The second half of the concert began with the orchestra playing a medley of Burt Bacharach songs, which included “What the World Needs Now is Love,” “Do You Know the Way to Santa Fe,” “What’s New Pussycat?” and others.
As it turned out, Act 2 of the concert far surpassed Act 1 due to two songs Glover reprised from her role in “Memphis.” Turning her back to the audience prior to singing the rollicking “Ain’t Nothing But a Kiss,” she then swung around to reveal her transformation into a blues singer in a 1950s Memphis rock ‘n’ roll bar. It was followed by the heart wrenching “Colored Woman,” in which her character, Felicia, laments the impact of racism on herself and women like her. As mentioned earlier, it was at this point in the concert that Glover more than established what a rare talent she is, and why Reinke had said as much during his introduction.

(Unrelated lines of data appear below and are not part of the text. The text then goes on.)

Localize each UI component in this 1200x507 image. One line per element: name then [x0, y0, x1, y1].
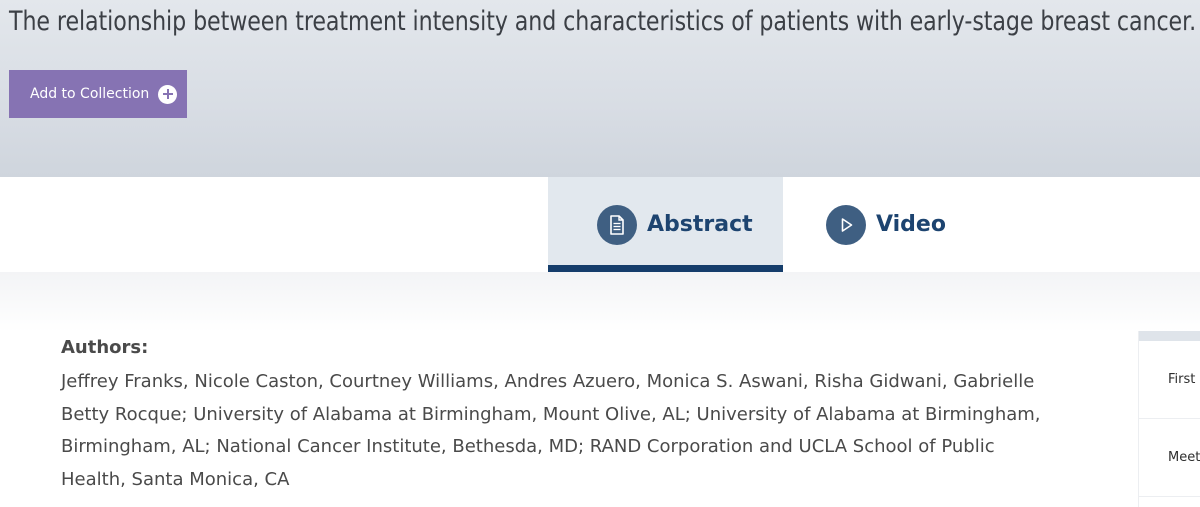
page-header: The relationship between treatment inten…: [0, 0, 1200, 177]
authors-text: Jeffrey Franks, Nicole Caston, Courtney …: [61, 371, 1041, 490]
add-to-collection-label: Add to Collection: [30, 86, 150, 102]
side-panel-row: First: [1139, 341, 1200, 419]
content-divider: [0, 272, 1200, 332]
tab-video-label: Video: [876, 212, 946, 237]
authors-heading: Authors:: [61, 337, 149, 358]
tab-abstract-label: Abstract: [647, 212, 753, 237]
tab-abstract[interactable]: Abstract: [548, 177, 783, 272]
side-panel-bar: [1139, 331, 1200, 341]
add-to-collection-button[interactable]: Add to Collection: [9, 70, 187, 118]
side-panel-row: Meet: [1139, 419, 1200, 497]
tab-video[interactable]: Video: [826, 177, 1006, 272]
document-icon: [597, 204, 637, 245]
page-title: The relationship between treatment inten…: [9, 6, 1197, 37]
side-panel: First Meet: [1138, 331, 1200, 507]
plus-circle-icon: [158, 84, 178, 104]
play-icon: [826, 204, 866, 245]
tab-bar: Abstract Video: [0, 177, 1200, 272]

“Mad Men Suite,” composed by David Carbonara, was also a highlight of the concert. It was a medley of music, performed by the ISO, from “Mad Men” episodes written by Carbonara for the AMC hit television show set in the 1960s.
The concert concluded with Glover and Bohmer singing duets of Anthony Newley’s “What Kind of Fool Am I?” and “Love Will Keep Us Together,” by Neil Sedaka and Howard Greenfield. As an encore, the ISO accompanied the two singers in Henry Mancini’s “Moon River.”